In der Union gibt es darüber hinaus erste Überlegungen, angesichts der Terrorgefahr die Pressefreiheit in Deutschland einzuschränken. Hintergrund ist der Bericht des „Spiegel“ über einen Angriff auf den Reichstag. Der Vorsitzende des Rechtsausschusses des Bundestages, Siegfried Kauder (CDU), sagte unserer Zeitung: „Wenn die Presse darüber berichtet, welche Orte besonders gefährdet sind, dann kann das unter Umständen ein Anreiz für Terroristen sein.“ Solche meist geheimdienstlichen Erkenntnisse seien aber nicht für die Öffentlichkeit bestimmt. „Die Presse muss dazu verpflichtet werden, sich zurückzuhalten, wenn die Gefährdungslage wie jetzt hoch ist“, sagt Kauder weiter. Vorstellbar seien gesetzliche Regelungen oder aber die Einführung einer Selbstverpflichtung der Medien. „Wir müssen da sensible Lösungen finden“, betonte der CDU-Politiker.
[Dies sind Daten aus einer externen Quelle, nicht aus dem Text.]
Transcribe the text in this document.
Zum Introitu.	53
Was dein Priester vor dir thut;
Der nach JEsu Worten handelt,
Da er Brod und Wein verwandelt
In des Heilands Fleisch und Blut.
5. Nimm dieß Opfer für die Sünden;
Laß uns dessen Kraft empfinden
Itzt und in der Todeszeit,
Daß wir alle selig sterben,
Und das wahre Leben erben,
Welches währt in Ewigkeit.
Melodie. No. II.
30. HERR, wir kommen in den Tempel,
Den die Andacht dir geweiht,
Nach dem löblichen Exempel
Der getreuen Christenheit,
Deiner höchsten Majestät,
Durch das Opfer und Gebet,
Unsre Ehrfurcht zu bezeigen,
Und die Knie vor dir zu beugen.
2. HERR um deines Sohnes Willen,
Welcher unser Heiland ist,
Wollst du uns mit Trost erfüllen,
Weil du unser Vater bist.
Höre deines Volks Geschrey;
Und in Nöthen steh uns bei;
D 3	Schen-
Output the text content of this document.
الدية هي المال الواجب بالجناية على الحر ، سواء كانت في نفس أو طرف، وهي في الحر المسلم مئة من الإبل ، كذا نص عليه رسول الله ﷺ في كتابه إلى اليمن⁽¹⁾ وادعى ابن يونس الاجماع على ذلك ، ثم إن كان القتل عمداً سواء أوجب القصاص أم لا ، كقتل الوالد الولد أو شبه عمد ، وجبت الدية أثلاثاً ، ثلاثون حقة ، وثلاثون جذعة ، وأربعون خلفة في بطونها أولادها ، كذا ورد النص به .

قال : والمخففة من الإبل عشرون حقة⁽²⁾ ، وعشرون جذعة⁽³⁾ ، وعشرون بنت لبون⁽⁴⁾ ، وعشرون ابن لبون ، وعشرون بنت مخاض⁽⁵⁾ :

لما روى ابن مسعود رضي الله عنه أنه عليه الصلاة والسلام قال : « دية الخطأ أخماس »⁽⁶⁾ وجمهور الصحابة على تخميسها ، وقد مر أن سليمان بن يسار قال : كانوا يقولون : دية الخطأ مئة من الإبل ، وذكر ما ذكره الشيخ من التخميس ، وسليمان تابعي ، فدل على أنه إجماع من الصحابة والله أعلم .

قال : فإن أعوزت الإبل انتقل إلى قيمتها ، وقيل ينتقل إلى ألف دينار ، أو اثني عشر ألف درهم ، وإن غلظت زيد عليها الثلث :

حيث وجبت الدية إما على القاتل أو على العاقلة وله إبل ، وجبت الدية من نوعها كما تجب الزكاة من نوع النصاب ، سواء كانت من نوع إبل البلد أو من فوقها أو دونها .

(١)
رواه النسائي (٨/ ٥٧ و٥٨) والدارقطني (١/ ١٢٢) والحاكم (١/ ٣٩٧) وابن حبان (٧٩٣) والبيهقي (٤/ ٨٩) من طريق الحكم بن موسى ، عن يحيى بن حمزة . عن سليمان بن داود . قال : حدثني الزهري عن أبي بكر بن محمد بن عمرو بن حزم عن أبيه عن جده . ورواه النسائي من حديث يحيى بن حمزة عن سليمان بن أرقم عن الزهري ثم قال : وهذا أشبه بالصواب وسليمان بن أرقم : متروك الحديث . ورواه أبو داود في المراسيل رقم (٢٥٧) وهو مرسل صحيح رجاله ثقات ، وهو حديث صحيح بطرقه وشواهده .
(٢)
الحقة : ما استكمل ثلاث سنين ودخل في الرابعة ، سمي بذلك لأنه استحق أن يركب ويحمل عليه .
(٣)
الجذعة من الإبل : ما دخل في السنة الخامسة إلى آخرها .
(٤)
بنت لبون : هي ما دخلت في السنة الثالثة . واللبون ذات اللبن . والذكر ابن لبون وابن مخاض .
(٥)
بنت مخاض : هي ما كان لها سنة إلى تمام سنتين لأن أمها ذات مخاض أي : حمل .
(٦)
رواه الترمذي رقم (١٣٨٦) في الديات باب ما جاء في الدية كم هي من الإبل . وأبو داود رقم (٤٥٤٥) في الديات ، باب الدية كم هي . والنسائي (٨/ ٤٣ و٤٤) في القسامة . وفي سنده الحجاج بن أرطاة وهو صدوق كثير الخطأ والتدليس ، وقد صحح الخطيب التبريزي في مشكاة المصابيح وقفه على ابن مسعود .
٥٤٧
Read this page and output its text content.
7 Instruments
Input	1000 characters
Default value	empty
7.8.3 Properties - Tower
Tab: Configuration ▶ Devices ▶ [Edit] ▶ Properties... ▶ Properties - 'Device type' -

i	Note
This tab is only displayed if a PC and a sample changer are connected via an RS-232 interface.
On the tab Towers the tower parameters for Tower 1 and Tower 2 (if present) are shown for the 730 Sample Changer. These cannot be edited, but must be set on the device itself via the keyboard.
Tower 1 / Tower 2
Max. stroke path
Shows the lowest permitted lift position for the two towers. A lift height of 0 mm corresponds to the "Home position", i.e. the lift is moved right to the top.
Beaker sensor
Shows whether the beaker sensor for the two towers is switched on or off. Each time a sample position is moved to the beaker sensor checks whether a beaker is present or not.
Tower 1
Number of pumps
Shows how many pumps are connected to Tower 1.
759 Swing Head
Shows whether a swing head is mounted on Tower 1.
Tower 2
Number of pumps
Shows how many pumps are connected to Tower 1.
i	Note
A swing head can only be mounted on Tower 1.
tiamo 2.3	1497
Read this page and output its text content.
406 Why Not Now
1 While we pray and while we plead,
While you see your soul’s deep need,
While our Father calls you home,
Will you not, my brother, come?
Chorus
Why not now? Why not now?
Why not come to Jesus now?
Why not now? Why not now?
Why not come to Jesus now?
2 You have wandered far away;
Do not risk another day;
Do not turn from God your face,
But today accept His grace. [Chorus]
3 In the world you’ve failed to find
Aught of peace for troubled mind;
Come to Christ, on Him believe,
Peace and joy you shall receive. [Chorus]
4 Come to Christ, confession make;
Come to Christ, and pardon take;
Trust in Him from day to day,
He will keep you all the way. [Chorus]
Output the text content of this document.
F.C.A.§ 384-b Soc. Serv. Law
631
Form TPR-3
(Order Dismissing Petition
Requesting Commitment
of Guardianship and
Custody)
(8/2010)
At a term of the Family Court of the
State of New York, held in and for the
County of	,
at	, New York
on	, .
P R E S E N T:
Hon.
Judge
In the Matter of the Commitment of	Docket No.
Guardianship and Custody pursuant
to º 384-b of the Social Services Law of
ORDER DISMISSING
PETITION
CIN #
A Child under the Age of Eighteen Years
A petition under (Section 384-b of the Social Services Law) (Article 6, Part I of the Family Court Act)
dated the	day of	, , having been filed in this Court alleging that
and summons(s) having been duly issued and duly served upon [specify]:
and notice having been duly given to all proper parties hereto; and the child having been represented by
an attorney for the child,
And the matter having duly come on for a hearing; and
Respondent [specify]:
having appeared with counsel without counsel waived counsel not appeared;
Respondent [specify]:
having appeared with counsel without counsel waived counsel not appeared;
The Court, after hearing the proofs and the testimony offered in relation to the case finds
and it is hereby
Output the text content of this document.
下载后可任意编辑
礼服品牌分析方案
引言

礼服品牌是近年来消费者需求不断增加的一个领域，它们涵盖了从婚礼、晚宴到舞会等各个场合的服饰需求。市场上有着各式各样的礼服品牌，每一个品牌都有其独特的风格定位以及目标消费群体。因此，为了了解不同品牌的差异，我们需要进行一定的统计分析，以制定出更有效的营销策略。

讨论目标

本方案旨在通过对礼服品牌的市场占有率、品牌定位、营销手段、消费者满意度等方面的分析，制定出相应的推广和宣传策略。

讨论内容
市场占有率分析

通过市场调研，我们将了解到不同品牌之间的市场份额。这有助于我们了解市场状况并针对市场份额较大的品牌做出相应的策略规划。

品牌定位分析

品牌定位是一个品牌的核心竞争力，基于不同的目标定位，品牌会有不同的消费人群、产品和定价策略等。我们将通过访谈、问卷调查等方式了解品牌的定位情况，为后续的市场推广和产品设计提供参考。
Außerdem debattiert die Koalition jetzt stärker als bisher über die Umstrukturierung der Sicherheitsdienste: Innenminister Thomas de Maizière hatte schon im Frühjahr eine Expertenkommission eingesetzt, die Vorschläge dazu machen soll, wie Doppelarbeit vermieden und Kernkompetenzen von Bundespolizei, Zoll und Bundeskriminalamt gestärkt werden können. Jetzt wurde zudem bekannt, dass der Militärische Abschirmdienst (MAD) offenbar aufgelöst und seine 1300 Mitarbeiter vom Bundesnachrichtendienst (BND) und dem Verfassungsschutz übernommen werden sollen. Nicht jeder in der Koalition unterstützt die Strukturreformen aus Sorge vor Defiziten bei der Sicherheit.